Government to probe Labour's insurance mis-selling claims
The government is to investigate claims that some of Britain's top employment agencies have been mis-selling insurance to thousands of workers.
The move follows claims in the Commons that top employment agencies have been needlessly selling personal accident insurance to low-paid workers.
The shadow business secretary Chuka Umunna accused the agencies of "profiteering" out of the practice.
But the industry said such firms are doing nothing wrong or illegal.
Mr Umunna named six agencies - Blue Arrow, Acorn, Taskmaster, Randstad, Meridian and Staffline - as being involved in the practice.
He said the insurance was often sold to workers on the Minimum Wage. He said that the personal accident policies were often not needed as workers were already covered by their employers.
"There is even a company - Gee 7 Group - which specialises in putting together these dubious arrangements for agencies," Mr Umunna said in the Commons.
However Gee 7 denied being involved in such insurance policies.
"We have never ever got involved in temporary accident cover," said Jon Pardoe, the managing director of Gee 7.
"We are aware of companies that do it, but we've always disagreed with the principle," he told the BBC. Such cover provides limited benefits and is in most instances unnecessary, he said.
The business secretary Vince Cable said if the practice had been happening, "it would be indefensible, and I think it is unlawful".
"I will commit to ensuring that we have a proper enforcement procedure," said Dr Cable.
He added that the companies would be investigated, and that he would also consider a more broad-based enquiry.
The Recruitment and Employment Confederation (REC), which represents recruitment agencies, said the companies concerned were offering a useful service.
Tom Hadley, the REC's director of policy, said many trade unions offer similar products.
"Let's be clear, employment agencies are not doing anything wrong by offering workers the opportunity to purchase accident insurance," he said.
"It's a product that many other organisations offer to their members, including trade unions."
But he added that profiteering was a very serious allegation, and asked Mr Umunna to hand over any evidence he has about the organisation's members.
He also said that many workers need insurance, to cover them for accidents when not at their place of work.

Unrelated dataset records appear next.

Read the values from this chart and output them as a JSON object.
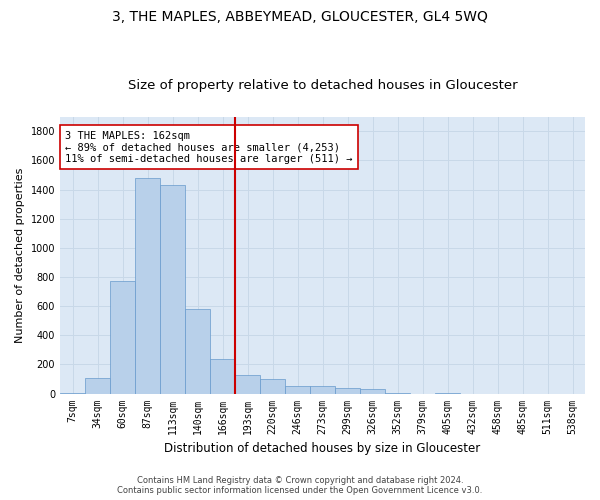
{
  "title": "3, THE MAPLES, ABBEYMEAD, GLOUCESTER, GL4 5WQ",
  "subtitle": "Size of property relative to detached houses in Gloucester",
  "xlabel": "Distribution of detached houses by size in Gloucester",
  "ylabel": "Number of detached properties",
  "bar_labels": [
    "7sqm",
    "34sqm",
    "60sqm",
    "87sqm",
    "113sqm",
    "140sqm",
    "166sqm",
    "193sqm",
    "220sqm",
    "246sqm",
    "273sqm",
    "299sqm",
    "326sqm",
    "352sqm",
    "379sqm",
    "405sqm",
    "432sqm",
    "458sqm",
    "485sqm",
    "511sqm",
    "538sqm"
  ],
  "bar_values": [
    5,
    110,
    770,
    1480,
    1430,
    580,
    240,
    130,
    100,
    55,
    55,
    35,
    30,
    5,
    0,
    5,
    0,
    0,
    0,
    0,
    0
  ],
  "bar_color": "#b8d0ea",
  "bar_edgecolor": "#6699cc",
  "vline_x_index": 6.5,
  "vline_color": "#cc0000",
  "annotation_lines": [
    "3 THE MAPLES: 162sqm",
    "← 89% of detached houses are smaller (4,253)",
    "11% of semi-detached houses are larger (511) →"
  ],
  "annotation_box_color": "#ffffff",
  "annotation_box_edgecolor": "#cc0000",
  "ylim": [
    0,
    1900
  ],
  "yticks": [
    0,
    200,
    400,
    600,
    800,
    1000,
    1200,
    1400,
    1600,
    1800
  ],
  "grid_color": "#c8d8e8",
  "background_color": "#dce8f5",
  "footer_line1": "Contains HM Land Registry data © Crown copyright and database right 2024.",
  "footer_line2": "Contains public sector information licensed under the Open Government Licence v3.0.",
  "title_fontsize": 10,
  "subtitle_fontsize": 9.5,
  "xlabel_fontsize": 8.5,
  "ylabel_fontsize": 8,
  "tick_fontsize": 7,
  "annotation_fontsize": 7.5,
  "fig_width": 6.0,
  "fig_height": 5.0
}
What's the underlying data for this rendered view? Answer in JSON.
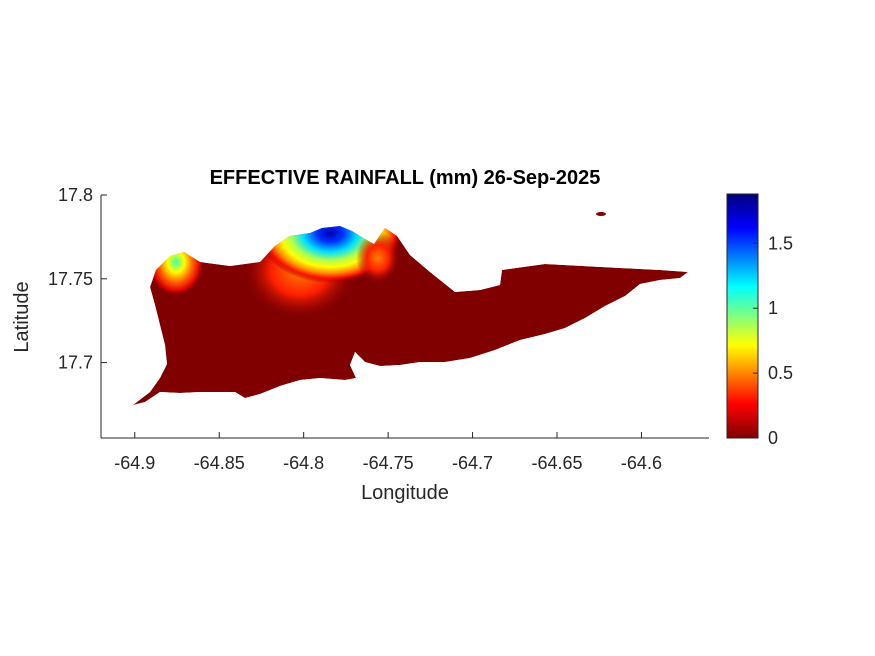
{
  "chart_data": {
    "type": "heatmap",
    "title": "EFFECTIVE RAINFALL (mm) 26-Sep-2025",
    "xlabel": "Longitude",
    "ylabel": "Latitude",
    "xlim": [
      -64.92,
      -64.56
    ],
    "ylim": [
      17.655,
      17.8
    ],
    "xticks": [
      -64.9,
      -64.85,
      -64.8,
      -64.75,
      -64.7,
      -64.65,
      -64.6
    ],
    "xtick_labels": [
      "-64.9",
      "-64.85",
      "-64.8",
      "-64.75",
      "-64.7",
      "-64.65",
      "-64.6"
    ],
    "yticks": [
      17.7,
      17.75,
      17.8
    ],
    "ytick_labels": [
      "17.7",
      "17.75",
      "17.8"
    ],
    "colorbar": {
      "colormap": "jet",
      "range": [
        0,
        1.88
      ],
      "ticks": [
        0,
        0.5,
        1,
        1.5
      ],
      "tick_labels": [
        "0",
        "0.5",
        "1",
        "1.5"
      ],
      "colors": [
        "#000080",
        "#0000ff",
        "#00ffff",
        "#ffff00",
        "#ff0000",
        "#800000"
      ]
    },
    "background_value": 0,
    "hotspots": [
      {
        "lon": -64.79,
        "lat": 17.777,
        "value": 1.85
      },
      {
        "lon": -64.876,
        "lat": 17.766,
        "value": 1.0
      },
      {
        "lon": -64.81,
        "lat": 17.755,
        "value": 0.6
      }
    ],
    "grid": false
  }
}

"Personal accident cover can be appropriate for workers in high risk sectors such as rail and construction and can also cover them for accidents off-site that would prevent them from working," he said.
One of the firms under attack from Mr Umunna, Blue Arrow, said the insurance was "offered," not "sold."
"Our consultants are fully trained and regulated in line with the Financial Conduct Authority's guidelines and are not paid commission as personal accident insurance is not a sales initiative," a spokesman said.
"We do not believe that any of our employees take out personal accident insurance without fully understanding the benefits and cost," he added.
Acorn, another agency involved, said it wholly rejected the allegations.
It said it introduced the policies when two foreign workers died in the UK, and their families were unable to fly the bodies home.
In answer to the claims about profiteering, a spokesman told the BBC: "We do make a small margin on the policy to cover the administration of the scheme but that is certainly not the primary reason we introduced it."